Unfortunately, house prices and loan performance are lagging indicators in a recovery — and this downturn has seen the biggest price drops and the worst loan performance since the Great Depression.
Historical patterns show that house prices will fall and defaults and foreclosures will continue to rise until there is an improvement in the job market. If the employment numbers start to increase in mid-2010, as many expect, the turnaround in prices and delinquency rates may not come until the first quarter of 2011.
Nevertheless, sales are expected to trend upward and that is an important development, according to David Berson, chief economist for the PMI Group Inc. in Walnut Creek, Calif. "It is the precursor to everything else improving. Sales had to go up first and that is happening now," Mr. Berson said.

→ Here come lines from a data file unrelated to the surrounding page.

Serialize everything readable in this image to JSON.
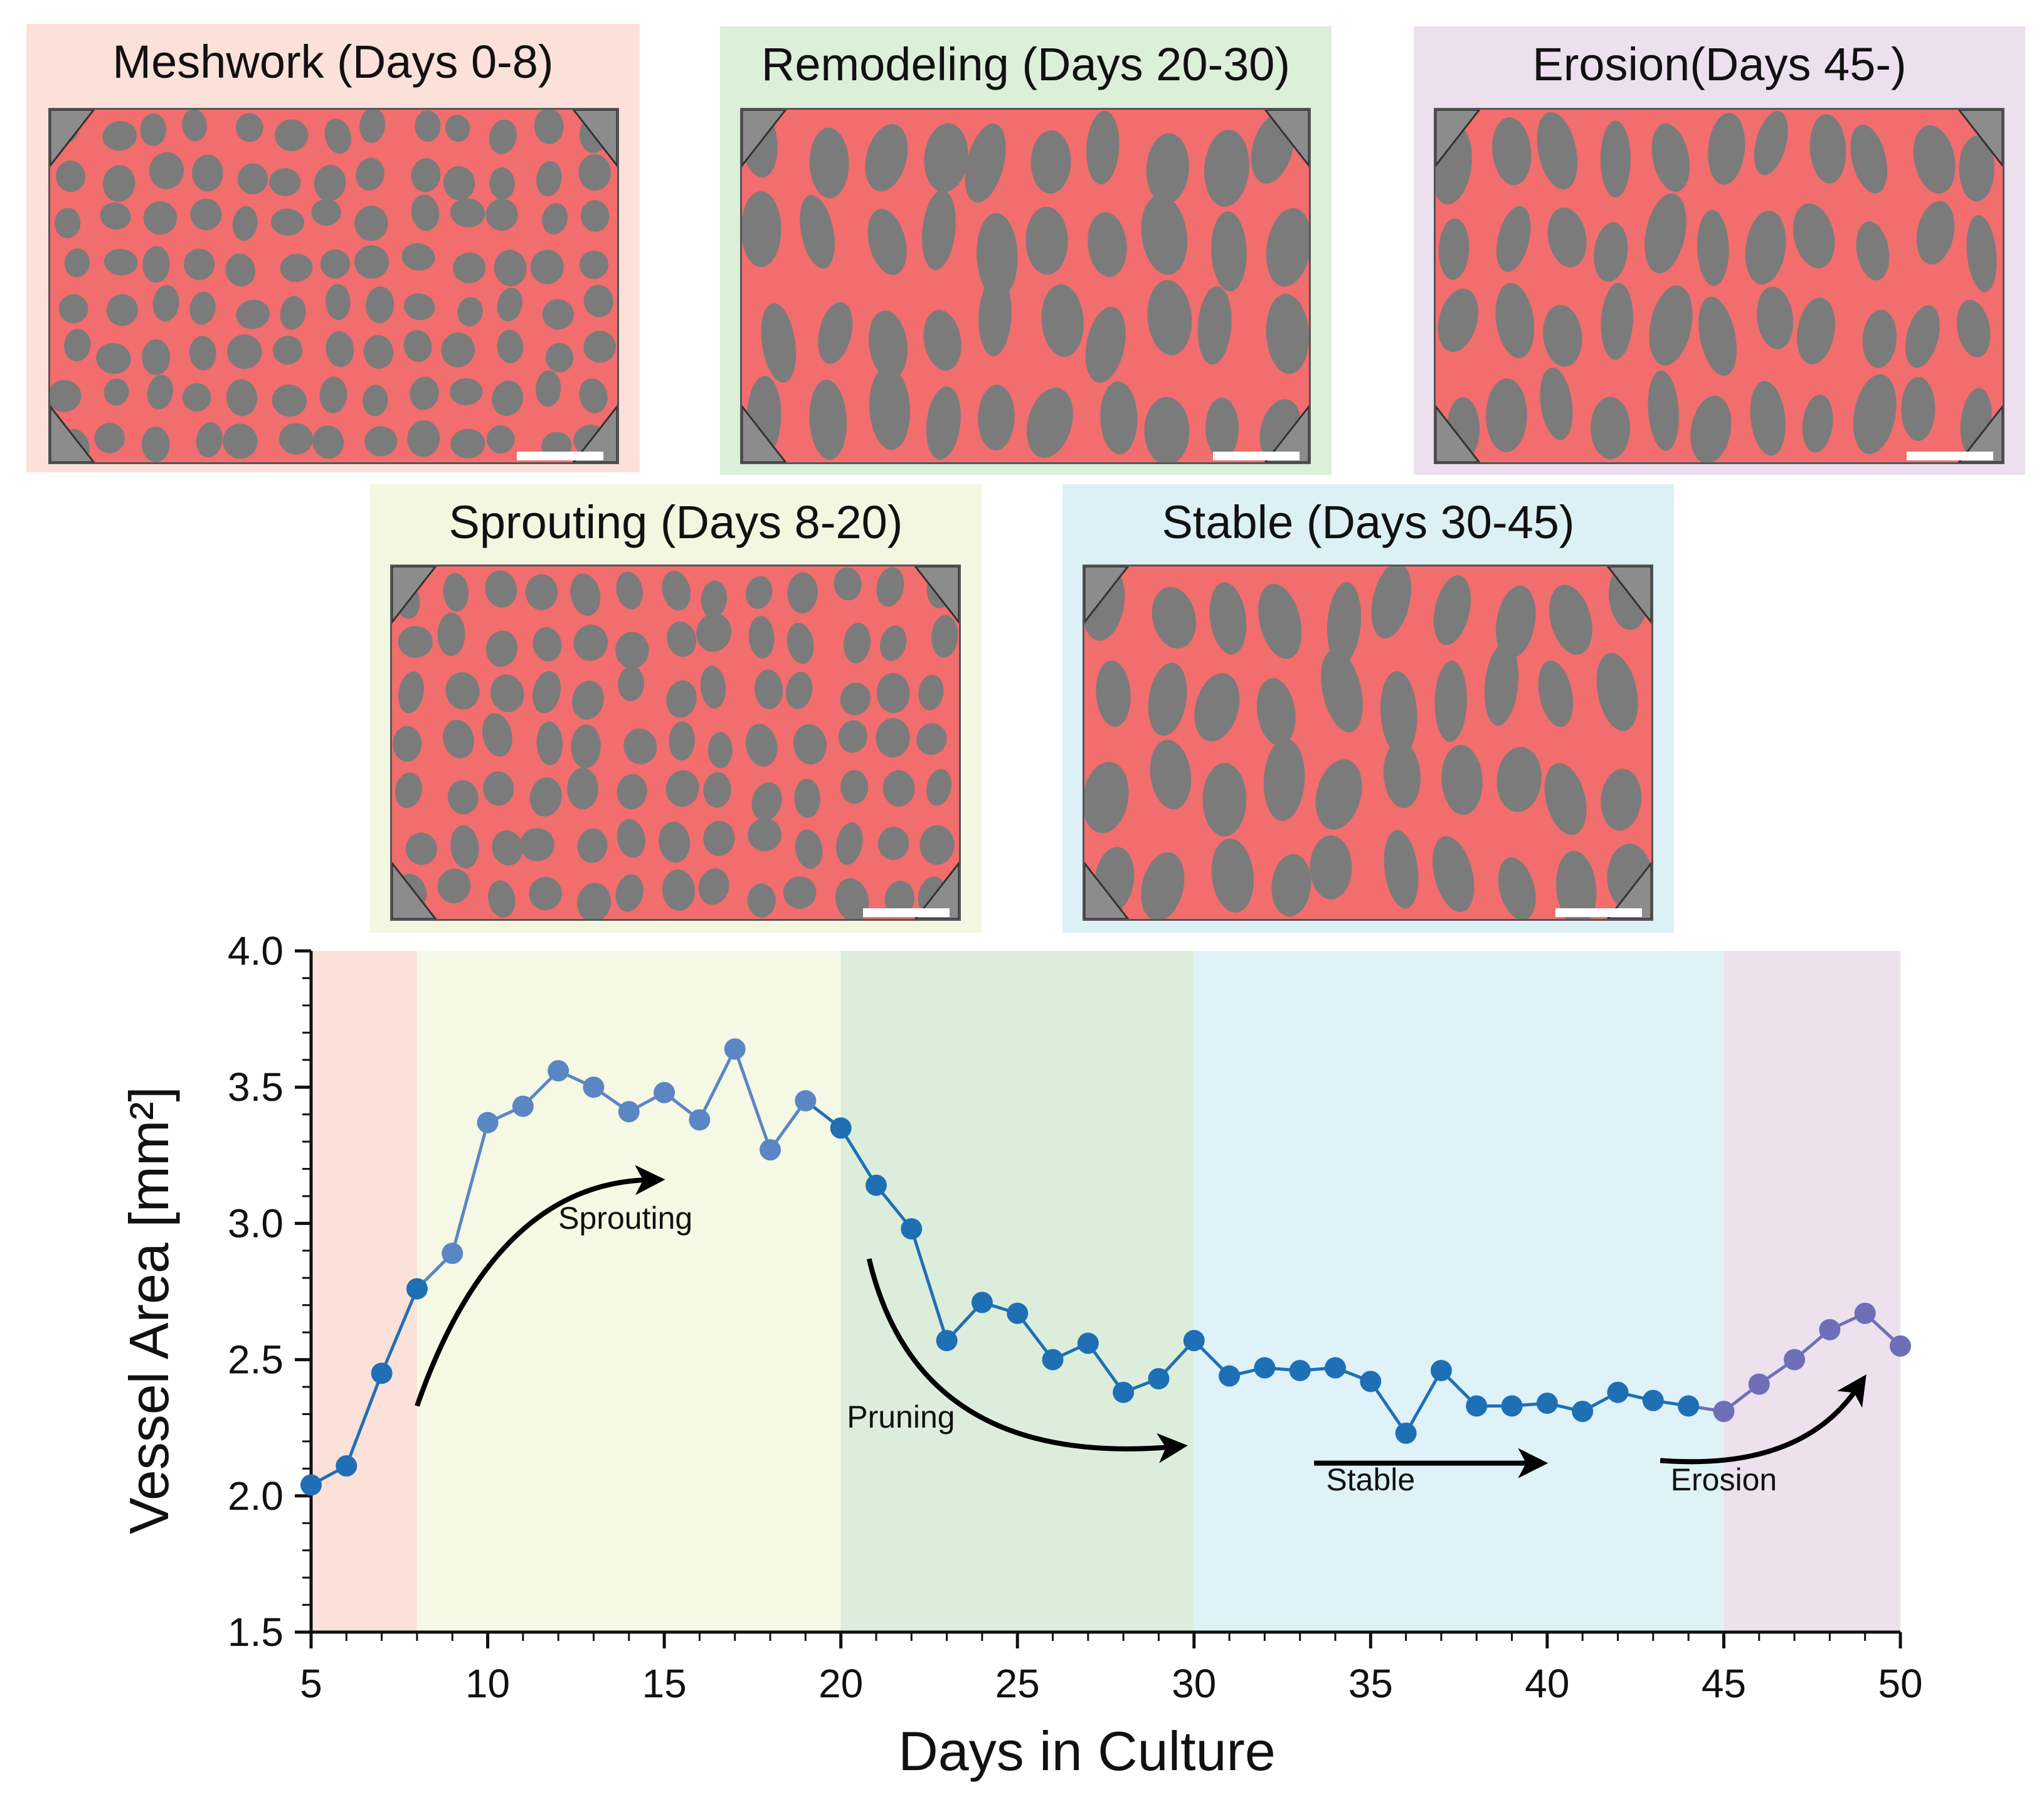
{
  "panels": [
    {
      "key": "meshwork",
      "title": "Meshwork (Days 0-8)",
      "bg": "#fbe1d9"
    },
    {
      "key": "remodeling",
      "title": "Remodeling (Days 20-30)",
      "bg": "#dcefd9"
    },
    {
      "key": "erosion",
      "title": "Erosion(Days 45-)",
      "bg": "#ece0ee"
    },
    {
      "key": "sprouting",
      "title": "Sprouting (Days 8-20)",
      "bg": "#f3f7e2"
    },
    {
      "key": "stable",
      "title": "Stable (Days 30-45)",
      "bg": "#dcf0f6"
    }
  ],
  "colors": {
    "vessel": "#f26d6d",
    "tissue": "#7b7b7b",
    "line_start": "#1f6fb5",
    "line_end": "#7d6fb8",
    "band_meshwork": "#fbe1d9",
    "band_sprouting": "#f4f8e4",
    "band_remodeling": "#dceedb",
    "band_stable": "#def2f8",
    "band_erosion": "#ede1ee"
  },
  "chart_data": {
    "type": "line",
    "xlabel": "Days in Culture",
    "ylabel": "Vessel Area [mm²]",
    "xlim": [
      5,
      50
    ],
    "ylim": [
      1.5,
      4.0
    ],
    "xticks": [
      5,
      10,
      15,
      20,
      25,
      30,
      35,
      40,
      45,
      50
    ],
    "yticks": [
      1.5,
      2.0,
      2.5,
      3.0,
      3.5,
      4.0
    ],
    "bands": [
      {
        "name": "Meshwork",
        "from": 5,
        "to": 8
      },
      {
        "name": "Sprouting",
        "from": 8,
        "to": 20
      },
      {
        "name": "Remodeling",
        "from": 20,
        "to": 30
      },
      {
        "name": "Stable",
        "from": 30,
        "to": 45
      },
      {
        "name": "Erosion",
        "from": 45,
        "to": 50
      }
    ],
    "series": [
      {
        "name": "Vessel Area",
        "x": [
          5,
          6,
          7,
          8,
          9,
          10,
          11,
          12,
          13,
          14,
          15,
          16,
          17,
          18,
          19,
          20,
          21,
          22,
          23,
          24,
          25,
          26,
          27,
          28,
          29,
          30,
          31,
          32,
          33,
          34,
          35,
          36,
          37,
          38,
          39,
          40,
          41,
          42,
          43,
          44,
          45,
          46,
          47,
          48,
          49,
          50
        ],
        "values": [
          2.04,
          2.11,
          2.45,
          2.76,
          2.89,
          3.37,
          3.43,
          3.56,
          3.5,
          3.41,
          3.48,
          3.38,
          3.64,
          3.27,
          3.45,
          3.35,
          3.14,
          2.98,
          2.57,
          2.71,
          2.67,
          2.5,
          2.56,
          2.38,
          2.43,
          2.57,
          2.44,
          2.47,
          2.46,
          2.47,
          2.42,
          2.23,
          2.46,
          2.33,
          2.33,
          2.34,
          2.31,
          2.38,
          2.35,
          2.33,
          2.31,
          2.41,
          2.5,
          2.61,
          2.67,
          2.55
        ]
      }
    ],
    "annotations": [
      {
        "text": "Sprouting",
        "x": 13.9,
        "y": 2.98
      },
      {
        "text": "Pruning",
        "x": 21.7,
        "y": 2.25
      },
      {
        "text": "Stable",
        "x": 35.0,
        "y": 2.02
      },
      {
        "text": "Erosion",
        "x": 45.0,
        "y": 2.02
      }
    ]
  }
}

The National Association of Realtors reported a 2.9% increase in existing home sales in April and the trade group is forecasting a major jump in sales during the last three quarters of this year. NAR economists expect home sales will rise to a 5.5 million seasonally adjusted annual rate in the fourth quarter, up 19% from the first quarter, as the $8,000 tax credit for first-time homebuyers boosts sales.
Federal Reserve Board chairman Ben Bernanke even told Congress that he is seeing "some signs of bottoming" in the housing market. And he expects overall economic activity to "bottom out, and then turn up later this year."
Despite the improvement in sales, the PMI chief economist says house prices will continue to fall this year. "It will go down 9% to 10% this year and it will be roughly flat next year," Mr. Berson said. "There are just too many homes for sale," he said, and too many vacant homes.
The PMI Group uses First American Loan Performance data in forecasting house prices, which shows prices have declined by 22% since the peak in the third quarter of 2006. From the first quarter of 2008 through the first quarter of 2009 prices have fallen 11.7%.
Meanwhile, the Census Bureau reported that only 345,000 full-time employees lost their jobs in May, compared 700,000 during the winter months. But the unemployment rate jumped to 9.4% from 8.9% in April.
"It is a good sign and it bolsters the argument that the housing market should bottom in terms of sales and perhaps in (housing) starts" possibly in June or July, according to Scott Anderson, senior economist at Wells Fargo & Co.However, the yield on the 10-year Treasury note has risen sharply in the past few weeks and the
Federal Reserve is struggling to keep mortgage rates low. The average rate on 30-year fixed-rate mortgages hit 5.59% during the week of June 12, according to Freddie Mac. This has already impacted refis. The Mortgage Bankers Association refinancing application index has plummeted to 2,600 from 6,800 on April 3.
"Just as we are hitting bottom in the housing market there is a lot of uncertainty about how strong the recovery will be," the Wells Fargo economist said. "The risk factor is mortgage rates," Mr. Anderson said, which could keep home sales stuck at "moribund levels."
His forecast calls for house prices to drop 5%-10% from April 1 through February 2010. He expects the unemployment rate will peak around 9.7% in the fourth quarter of 2009 or the first quarter of 2010 and remain at that level for most of the year. Defaults and foreclosures won't "top out until some time in 2010," Mr. Anderson said.
Meanwhile, declining house prices undermine homeowners' equity and make it difficult to modify mortgages, especially if the owner losses their job.
A Mortgage Bankers Association delinquency report shows there were 600,000 foreclosure starts in the first quarter. And foreclosure starts on prime loans jumped ahead of subprime loans for the first time this decade.
Defaults on prime loans are the "hardest to fix" because they mostly reflects the loss of a job or other life event, according to MBA chief economist Jay Brinkmann. "Since the mortgage performance lags improvement in the job market, that would put us to the end of 2010 or possibly the first quarter of 2011 before we see a nationwide improvement in the performance of mortgages," Mr. Brinkmann said.
He made his comments in releasing MBA's delinquency report, which shows the serious delinquency rate on all single-family loans (90 days or more past due or in foreclosure) hit an all-time high of 7.38% in the first quarter.